POST /forkdefaults to placing the child on the parent's agent (memory + rootfs are already there). Pass?cross_host=1to opt into the cross-host path; the scheduler picks the best other agent.
No labels, no taints, no node selectors. Either the volume is here, or it isn't.
Walked example
A code-interpreter create lands on the API gateway. The scheduler runs:
SELECT agent_id, heartbeat_meta, heartbeat_at
FROM agents
WHERE (now() - heartbeat_at) < interval '30 seconds'
AND template_supported(heartbeat_meta, 'code-interpreter');Two rows come back:
| agent_id | warm | natid_free | cpu_pct |
|---|---|---|---|
pz20 | 18 | 21 | 31 |
n1v2 | 5 | 23 | 12 |
Scores:
pz20:100×18 + 21 − 0.1×31 = 1800 + 21 − 3.1 = 1817.9n1v2:100×5 + 23 − 0.1×12 = 500 + 23 − 1.2 = 521.8
Pick pz20. POST /v1/sandboxes is forwarded to its admin endpoint. Done — 1 ms of scheduling, then the warm-slot claim is ~10 ms inside the agent.
What can go wrong
| Failure | What scheduler does |
|---|---|
| Picked agent 5xxs | Gateway retries on the next-best agent (one retry max). |
| All agents stale | 503 to caller; autoscaler should bring up a new host. |
| Heartbeat lies (warm=18 but pool is empty) | Falls through to cold-boot path inside the agent. Working as intended — warm pool is best-effort. |
| Network partition | Scheduler keeps using its cached view, agent keeps serving locally; lease expiry catches it within 30 s. |
Why so simple
Two reasons:
- The hard part isn't picking the right host — it's making "cold create" fast enough that picking wrong only costs you 80 ms. Once cold = warm + 80 ms, scheduling becomes a 1ms preference, not a contract.

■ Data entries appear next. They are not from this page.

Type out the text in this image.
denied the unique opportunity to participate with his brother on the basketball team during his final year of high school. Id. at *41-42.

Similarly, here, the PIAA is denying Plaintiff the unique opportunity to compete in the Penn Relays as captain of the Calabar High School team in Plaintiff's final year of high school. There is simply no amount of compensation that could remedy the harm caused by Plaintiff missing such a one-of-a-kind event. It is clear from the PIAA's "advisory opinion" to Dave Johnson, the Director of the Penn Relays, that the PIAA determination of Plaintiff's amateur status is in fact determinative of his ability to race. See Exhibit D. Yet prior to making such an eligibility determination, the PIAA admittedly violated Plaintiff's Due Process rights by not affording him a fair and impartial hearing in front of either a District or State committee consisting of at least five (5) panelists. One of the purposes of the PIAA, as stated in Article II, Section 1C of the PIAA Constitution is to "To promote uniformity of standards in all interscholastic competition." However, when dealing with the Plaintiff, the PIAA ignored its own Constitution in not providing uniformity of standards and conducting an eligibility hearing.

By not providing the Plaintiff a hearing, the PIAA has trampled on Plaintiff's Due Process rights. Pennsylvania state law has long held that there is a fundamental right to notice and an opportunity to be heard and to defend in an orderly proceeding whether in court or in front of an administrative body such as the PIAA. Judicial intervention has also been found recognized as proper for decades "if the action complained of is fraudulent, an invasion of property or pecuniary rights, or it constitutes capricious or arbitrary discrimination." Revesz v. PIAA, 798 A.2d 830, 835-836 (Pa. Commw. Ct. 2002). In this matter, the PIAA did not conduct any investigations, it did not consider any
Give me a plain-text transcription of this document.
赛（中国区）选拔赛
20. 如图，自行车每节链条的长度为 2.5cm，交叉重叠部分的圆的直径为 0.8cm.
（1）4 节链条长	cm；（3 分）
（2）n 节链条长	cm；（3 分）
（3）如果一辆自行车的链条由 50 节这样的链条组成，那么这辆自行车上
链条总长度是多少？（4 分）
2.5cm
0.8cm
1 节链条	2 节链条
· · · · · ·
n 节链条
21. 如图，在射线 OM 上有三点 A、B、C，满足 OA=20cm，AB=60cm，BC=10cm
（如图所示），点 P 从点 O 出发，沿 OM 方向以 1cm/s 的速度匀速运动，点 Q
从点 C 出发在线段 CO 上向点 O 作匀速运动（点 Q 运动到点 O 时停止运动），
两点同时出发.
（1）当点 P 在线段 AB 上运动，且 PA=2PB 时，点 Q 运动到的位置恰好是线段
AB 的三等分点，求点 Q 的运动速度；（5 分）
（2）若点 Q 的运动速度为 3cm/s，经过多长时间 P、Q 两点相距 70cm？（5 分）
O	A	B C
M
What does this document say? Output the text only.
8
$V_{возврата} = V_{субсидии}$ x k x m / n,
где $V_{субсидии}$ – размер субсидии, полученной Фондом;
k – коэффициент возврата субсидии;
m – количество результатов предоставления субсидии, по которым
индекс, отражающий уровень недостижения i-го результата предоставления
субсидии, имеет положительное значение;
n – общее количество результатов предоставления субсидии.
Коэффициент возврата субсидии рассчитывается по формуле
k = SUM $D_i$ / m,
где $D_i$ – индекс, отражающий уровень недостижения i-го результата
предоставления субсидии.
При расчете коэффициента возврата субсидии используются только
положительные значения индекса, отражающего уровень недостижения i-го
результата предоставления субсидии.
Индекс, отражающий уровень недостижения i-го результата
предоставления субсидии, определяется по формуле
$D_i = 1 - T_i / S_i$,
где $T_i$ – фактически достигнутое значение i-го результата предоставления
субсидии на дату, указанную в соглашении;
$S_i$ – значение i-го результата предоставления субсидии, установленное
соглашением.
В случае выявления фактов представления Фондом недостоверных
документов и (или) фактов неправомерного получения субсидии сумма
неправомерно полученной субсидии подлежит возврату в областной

- State is the bottleneck, not compute. A million-line scheduler with thousand of node features doesn't help when the actual constraints are "is the rootfs here?" and "is there a free slot?".
Files
api/internal/scheduler/scheduler.go— score function + candidate query.api/cmd/api/multinode.go— 30 s cache, retry logic, agent dispatch.agent/internal/api/heartbeat.go— what each agent publishes every 10 s.infra/terraform/modules/gcp-agent-mig/main.tf—google_compute_region_autoscaler.agent(the layer above the scheduler — adds/removes hosts).
Known limits
- Single global scheduler shard (it's a stateless function over a Postgres view; sharding is trivial when needed but not yet useful).
- 10 s heartbeat means warm-slot view is up to 10 s stale. We mitigate with agent-side fallthrough — if scheduler claims warm but pool is empty, agent cold-boots.
- No bin-packing of large
(cpu, mem)requests. Edge cases visible only at >70 % cluster fullness; autoscaler keeps us well under.